Turisti di scarto e non per caso | |
di Carmine Treanni | |
California, 1988. Nel deserto del Mojave atterra
un'enorme nave spaziale con 300mila profughi fuggiti dal pianeta Tencton
(caduto in mano a una dittatura che ha reso i suoi abitanti schiavi), senza
possibilità alcuna di tornare indietro. Gli alieni sono capaci di adattarsi
alla vita sulla Terra, e differiscono dagli umani sostanzialmente nel fatto di
avere la testa a forma d’uovo. Poiché costoro possono essere molto utili,
perché dotati di speciali qualità, vengono inseriti nelle grandi città, dove
sono però visti con disprezzo e diffidenza dagli umani. Bisogna tenerli e conviverci, dichiara il presidente
americano Ronald Reagan. Vogliono integrarsi e far carriera. Li chiamano
neoinseriti. Una notte, durante una rapina, il sergente di
polizia Matthew Sykes vede uccidere da alcuni neoinseriti, poi fuggiti, il suo
più caro amico e collega, e vuole scoprire cosa c'è dietro un colpo che non gli
sembra banale. Gli viene affiancato, suo malgrado, il primo detective
neoinserito assunto dalla polizia, Sam Francisco, perché pensa di poter così
più facilmente scoprire i colpevoli. L'uomo decide però di chiamare “George” il
nuovo compagno (per evitare buffi giochi di parole), e impara presto a
stimarlo, nonostante la diffidenza iniziale. È questa – in estrema sintesi - la trama del film Alien Nation,[1]
un
b-movie diretto da Graham Baker
con James Caan e Mandy Patinkin nel ruolo dei due protagonisti. Si tratta di un
film che non ha riscosso un gran successo, anche se ne è poi stato tratto anche
un serial televisivo. Seppur
deludente e privo di originalità dal punto di vista cinematografico – la
pellicola pesca a piene mani negli stereotipi sia del film di fantascienza sia
del police-drama – il film è
interessante per una serie di motivi di ordine più squisitamente sociologico: i
“neoinseriti” protagonisti della pellicola sono una metafora di quelli che il
sociologo Zygmunt Bauman ha definito “rifiuti umani”. Partiamo dall’inizio. Il film si apre con una gigantesca
astronave che invade il cielo della California. Il primo stereotipo
fantascientifico che viene in mente è quello dell’invasione aliena. Lo
spettatore ha davanti a sé un’immagine classica: un’astronave con a bordo degli
alieni. Eppure, ben presto scopriamo che in realtà non si tratta di
un’invasione in senso stretto – stile The
War of The Worlds di H.G. Wells – ma di un viaggio. Gli abitanti del
pianeta Tencton sono in realtà dei profughi, e nello specifico degli schiavi,
scappati da una società di tipo dittatoriale. Ciò che chiedono agli umani è
semplicemente asilo politico, la possibilità cioè di inserirsi nel nostro mondo
(o meglio nell’America reaganiana). Osservando questo rovescio del viaggio
cogliamo il senso del nostro tempo non più focalizzato sull’invasione del più
forte – l’alieno crudele e invincibile – ma sullo sbarco del più debole, degli
sconfitti. Precisiamo le cose: è in questo che sono assimilabili a
quelli che Bauman definisce “vite di scarto”. Secondo Bauman, infatti, la tarda modernità non produce solo
rifiuti intesi come oggetti che dopo il loro uso ed un certo tempo (spesso
brevissimo) diventano spazzatura, ma anche rifiuti umani, persone che escono
dal ciclo produttivo e diventano in qualche modo dei parassiti per la società,
persone che non sono ne produttori ne consumatori. E per questo rifiuti. Il sociologo, nel suo libro Vite di Scarto,[2]
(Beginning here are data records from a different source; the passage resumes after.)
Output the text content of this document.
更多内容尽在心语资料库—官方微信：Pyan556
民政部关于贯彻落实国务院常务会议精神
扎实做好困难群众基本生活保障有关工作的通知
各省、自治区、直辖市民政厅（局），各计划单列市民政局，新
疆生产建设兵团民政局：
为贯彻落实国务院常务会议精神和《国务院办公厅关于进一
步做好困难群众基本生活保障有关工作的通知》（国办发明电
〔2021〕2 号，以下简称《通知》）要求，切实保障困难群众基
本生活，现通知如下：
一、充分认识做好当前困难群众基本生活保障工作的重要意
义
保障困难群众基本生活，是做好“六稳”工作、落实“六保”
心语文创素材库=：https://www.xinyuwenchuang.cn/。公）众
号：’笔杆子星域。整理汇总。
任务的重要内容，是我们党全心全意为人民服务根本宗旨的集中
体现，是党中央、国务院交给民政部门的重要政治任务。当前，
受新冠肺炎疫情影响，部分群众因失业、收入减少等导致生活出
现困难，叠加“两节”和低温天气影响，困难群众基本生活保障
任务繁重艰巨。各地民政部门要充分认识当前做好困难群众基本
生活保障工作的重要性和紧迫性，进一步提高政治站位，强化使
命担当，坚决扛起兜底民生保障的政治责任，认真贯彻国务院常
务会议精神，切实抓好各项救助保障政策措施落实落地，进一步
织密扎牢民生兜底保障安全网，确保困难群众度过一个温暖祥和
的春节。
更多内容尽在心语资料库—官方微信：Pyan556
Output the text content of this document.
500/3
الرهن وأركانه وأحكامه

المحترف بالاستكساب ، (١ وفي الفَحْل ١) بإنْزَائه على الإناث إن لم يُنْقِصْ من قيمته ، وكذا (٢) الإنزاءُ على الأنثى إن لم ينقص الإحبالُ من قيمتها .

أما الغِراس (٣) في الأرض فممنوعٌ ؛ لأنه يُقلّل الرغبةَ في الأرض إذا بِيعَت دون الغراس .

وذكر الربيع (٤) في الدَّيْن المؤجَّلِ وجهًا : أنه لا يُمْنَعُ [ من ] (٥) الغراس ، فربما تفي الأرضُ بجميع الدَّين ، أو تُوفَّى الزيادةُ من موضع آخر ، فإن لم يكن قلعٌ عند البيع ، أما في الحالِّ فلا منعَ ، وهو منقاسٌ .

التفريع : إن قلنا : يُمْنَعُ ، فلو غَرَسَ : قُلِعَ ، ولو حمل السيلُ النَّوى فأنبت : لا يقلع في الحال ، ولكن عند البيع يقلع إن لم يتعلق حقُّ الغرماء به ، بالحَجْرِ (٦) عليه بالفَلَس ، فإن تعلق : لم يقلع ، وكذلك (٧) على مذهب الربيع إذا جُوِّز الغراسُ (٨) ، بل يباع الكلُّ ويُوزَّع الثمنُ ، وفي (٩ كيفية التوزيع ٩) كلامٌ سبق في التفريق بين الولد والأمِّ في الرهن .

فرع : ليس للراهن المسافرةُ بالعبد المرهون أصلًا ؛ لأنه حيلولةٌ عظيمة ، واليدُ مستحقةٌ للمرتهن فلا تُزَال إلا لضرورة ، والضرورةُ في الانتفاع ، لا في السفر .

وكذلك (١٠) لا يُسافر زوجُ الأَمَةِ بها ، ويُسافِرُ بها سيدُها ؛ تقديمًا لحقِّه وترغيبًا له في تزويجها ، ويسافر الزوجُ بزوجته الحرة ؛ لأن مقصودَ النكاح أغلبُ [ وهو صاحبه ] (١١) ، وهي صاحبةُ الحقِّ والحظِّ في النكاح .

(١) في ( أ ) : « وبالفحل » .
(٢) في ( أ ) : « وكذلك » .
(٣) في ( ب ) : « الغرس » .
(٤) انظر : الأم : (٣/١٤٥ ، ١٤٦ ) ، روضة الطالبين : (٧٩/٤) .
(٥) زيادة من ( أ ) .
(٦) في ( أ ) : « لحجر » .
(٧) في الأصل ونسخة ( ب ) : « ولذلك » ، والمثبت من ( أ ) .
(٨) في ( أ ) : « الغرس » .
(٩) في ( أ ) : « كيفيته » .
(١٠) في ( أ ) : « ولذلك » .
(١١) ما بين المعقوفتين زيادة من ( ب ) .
individua tre tipologie di persone che nella modernità stanno soccombendo,
diventano di fatto rifiuti umani: la “Generazione X”, “i migranti per motivi
economici” e “i richiedenti asilo”. I primi rifiuti individuati sono i giovani nati negli anni
Settanta, la cosiddetta Generazione X. È l’esercito dei lavoratori precari,
coloro che hanno dovuto abbandonare per sempre la certezza del posto fisso e
fare dell’incertezza il leit motiv
della loro vita. Non si tratta, ovviamente, solo della flessibilità del mercato del lavoro con cui i giovani d’oggi si devono confrontare, ma anche delle conseguenze che da ciò ne derivano, come ad esempio la scelta (obbligatoria) di restare più a lungo nel nucleo della famiglia di provenienza o la scarsa possibilità di accedere ad un mutuo per l’acquisto di una casa.
[1] G. Baker, Alien Nation, USA, 1988.
[2] Z. Bauman, Vite
di scarto, Laterza, Roma-Bari, 2005.